We can see flexibility even in the ministry of Jesus Christ. Let’s visit Mark 6, when Jesus and His disciples fed the five thousand. This wasn’t really in the plans. Jesus had intended for them to withdraw to a “deserted place” after some intense ministry. But the crowds couldn’t give them a break and Jesus was “moved with compassion.” So the plans changed, and a miracle happened.
This is not to say that being purposeful and intentional is wrong. But your ultimate purpose must be to advance the kingdom of God and serve Christ and His people. Sometimes, that might look a bit different than what you were expecting.
Venturing into the unknown and having your day or your next hour look like uncharted waters can warrant feelings of fear. Control no longer feels like it rests in your hands as you struggle to re-orient yourself around a new circumstance.
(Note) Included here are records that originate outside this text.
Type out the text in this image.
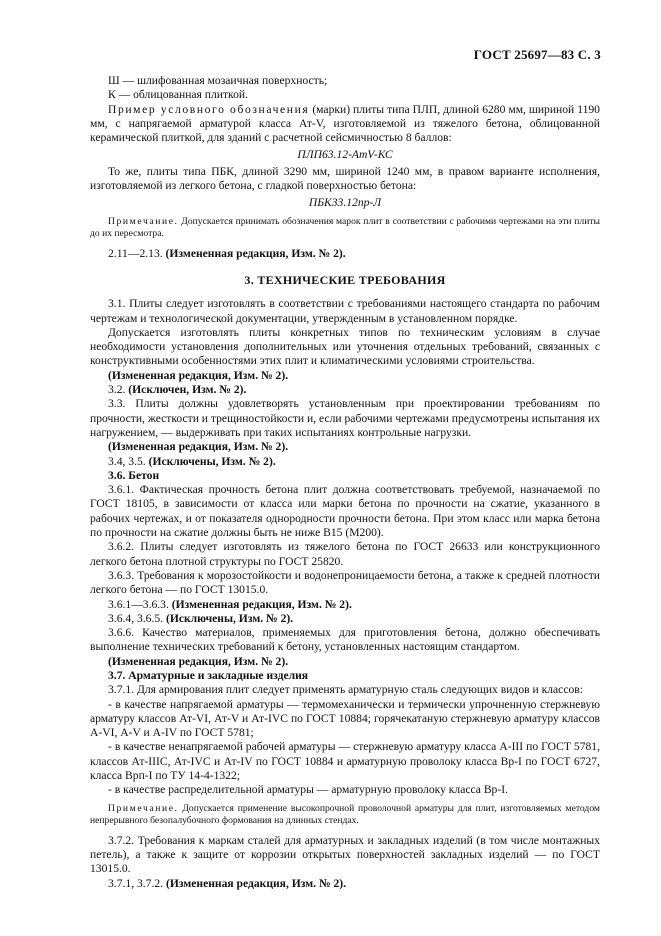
ГОСТ 25697—83 С. 3

Ш — шлифованная мозаичная поверхность;

К — облицованная плиткой.

Пример условного обозначения (марки) плиты типа ПЛП, длиной 6280 мм, шириной 1190 мм, с напрягаемой арматурой класса Ат-V, изготовляемой из тяжелого бетона, облицованной керамической плиткой, для зданий с расчетной сейсмичностью 8 баллов:

ПЛП63.12-АтV-КС

То же, плиты типа ПБК, длиной 3290 мм, шириной 1240 мм, в правом варианте исполнения, изготовляемой из легкого бетона, с гладкой поверхностью бетона:

ПБК33.12пр-Л

Примечание. Допускается принимать обозначения марок плит в соответствии с рабочими чертежами на эти плиты до их пересмотра.

2.11—2.13. (Измененная редакция, Изм. № 2).

3. ТЕХНИЧЕСКИЕ ТРЕБОВАНИЯ

3.1. Плиты следует изготовлять в соответствии с требованиями настоящего стандарта по рабочим чертежам и технологической документации, утвержденным в установленном порядке.

Допускается изготовлять плиты конкретных типов по техническим условиям в случае необходимости установления дополнительных или уточнения отдельных требований, связанных с конструктивными особенностями этих плит и климатическими условиями строительства.

(Измененная редакция, Изм. № 2).

3.2. (Исключен, Изм. № 2).

3.3. Плиты должны удовлетворять установленным при проектировании требованиям по прочности, жесткости и трещиностойкости и, если рабочими чертежами предусмотрены испытания их нагружением, — выдерживать при таких испытаниях контрольные нагрузки.

(Измененная редакция, Изм. № 2).

3.4, 3.5. (Исключены, Изм. № 2).

3.6. Бетон

3.6.1. Фактическая прочность бетона плит должна соответствовать требуемой, назначаемой по ГОСТ 18105, в зависимости от класса или марки бетона по прочности на сжатие, указанного в рабочих чертежах, и от показателя однородности прочности бетона. При этом класс или марка бетона по прочности на сжатие должны быть не ниже В15 (М200).

3.6.2. Плиты следует изготовлять из тяжелого бетона по ГОСТ 26633 или конструкционного легкого бетона плотной структуры по ГОСТ 25820.

3.6.3. Требования к морозостойкости и водонепроницаемости бетона, а также к средней плотности легкого бетона — по ГОСТ 13015.0.

3.6.1—3.6.3. (Измененная редакция, Изм. № 2).

3.6.4, 3.6.5. (Исключены, Изм. № 2).

3.6.6. Качество материалов, применяемых для приготовления бетона, должно обеспечивать выполнение технических требований к бетону, установленных настоящим стандартом.

(Измененная редакция, Изм. № 2).

3.7. Арматурные и закладные изделия

3.7.1. Для армирования плит следует применять арматурную сталь следующих видов и классов:

- в качестве напрягаемой арматуры — термомеханически и термически упрочненную стержневую арматуру классов Ат-VI, Ат-V и Ат-IVC по ГОСТ 10884; горячекатаную стержневую арматуру классов А-VI, А-V и А-IV по ГОСТ 5781;

- в качестве ненапрягаемой рабочей арматуры — стержневую арматуру класса А-III по ГОСТ 5781, классов Ат-IIIС, Ат-IVС и Ат-IV по ГОСТ 10884 и арматурную проволоку класса Вр-I по ГОСТ 6727, класса Врп-I по ТУ 14-4-1322;

- в качестве распределительной арматуры — арматурную проволоку класса Вр-I.

Примечание. Допускается применение высокопрочной проволочной арматуры для плит, изготовляемых методом непрерывного безопалубочного формования на длинных стендах.

3.7.2. Требования к маркам сталей для арматурных и закладных изделий (в том числе монтажных петель), а также к защите от коррозии открытых поверхностей закладных изделий — по ГОСТ 13015.0.

3.7.1, 3.7.2. (Измененная редакция, Изм. № 2).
Look at what Jesus said in Mark 8 to His disciples after the five thousand were fed. He told them to “beware of the leaven of the Pharisees.” They thought He said these things because they had forgotten to take bread with them on their journey. He asked, “When I broke the five loaves for the five thousand, how many baskets full of fragments did you take up?” “Twelve,” they responded. “Also, when I broke the seven for the four thousand, how many large baskets full of fragments did you take up?” It was seven baskets that they collected.
Here we see that Jesus operates outside of our finite and earthly way of thinking. We are quite concerned with the way things ought to be, with what we think of as reality. But Jesus understands circumstances differently. He sees matters in an eternal light and limitations as somewhat relative. Changes in plans do not prevent Him from working. Sometimes they are the very evidence that He is in fact doing something marvelous in the lives of people. Jesus is our powerful and able God who takes that which does not make sense to us, that confuses and frustrates us, and he turns it into something that demonstrates His love and glory and brings about His kingdom.
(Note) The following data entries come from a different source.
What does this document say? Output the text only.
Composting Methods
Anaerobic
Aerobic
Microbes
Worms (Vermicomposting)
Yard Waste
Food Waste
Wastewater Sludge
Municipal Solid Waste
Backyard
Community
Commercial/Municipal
Take some time to think about how attached you are to Western ideas about action and ministry. Honestly, how tightly do you hold to your perceptions of time or how ministry ought to be conducted? Do you have a sense of fear at the prospect of really not knowing what your day is going to look like? Begin to truly understand your own level of flexibility, how that might need to be adapted for the Cambodian mission field, and how you can confidently surrender your fears into the capable hands of the Lord.
“We must not live as if God’s mission is somehow contingent upon our plans and strategies. God remains on the throne and continues His redemptive work with or without our frantic sense of urgency.”40
38 Mark 13:32
39 Steve Corbett and Brian Fikkert, When Helping Hurts (Chicago: Moody Publishers, 2012), 216.
40 David Livermore, Serving with Eyes Wide Open (Grand Rapids: Baker Books, 2006), 66.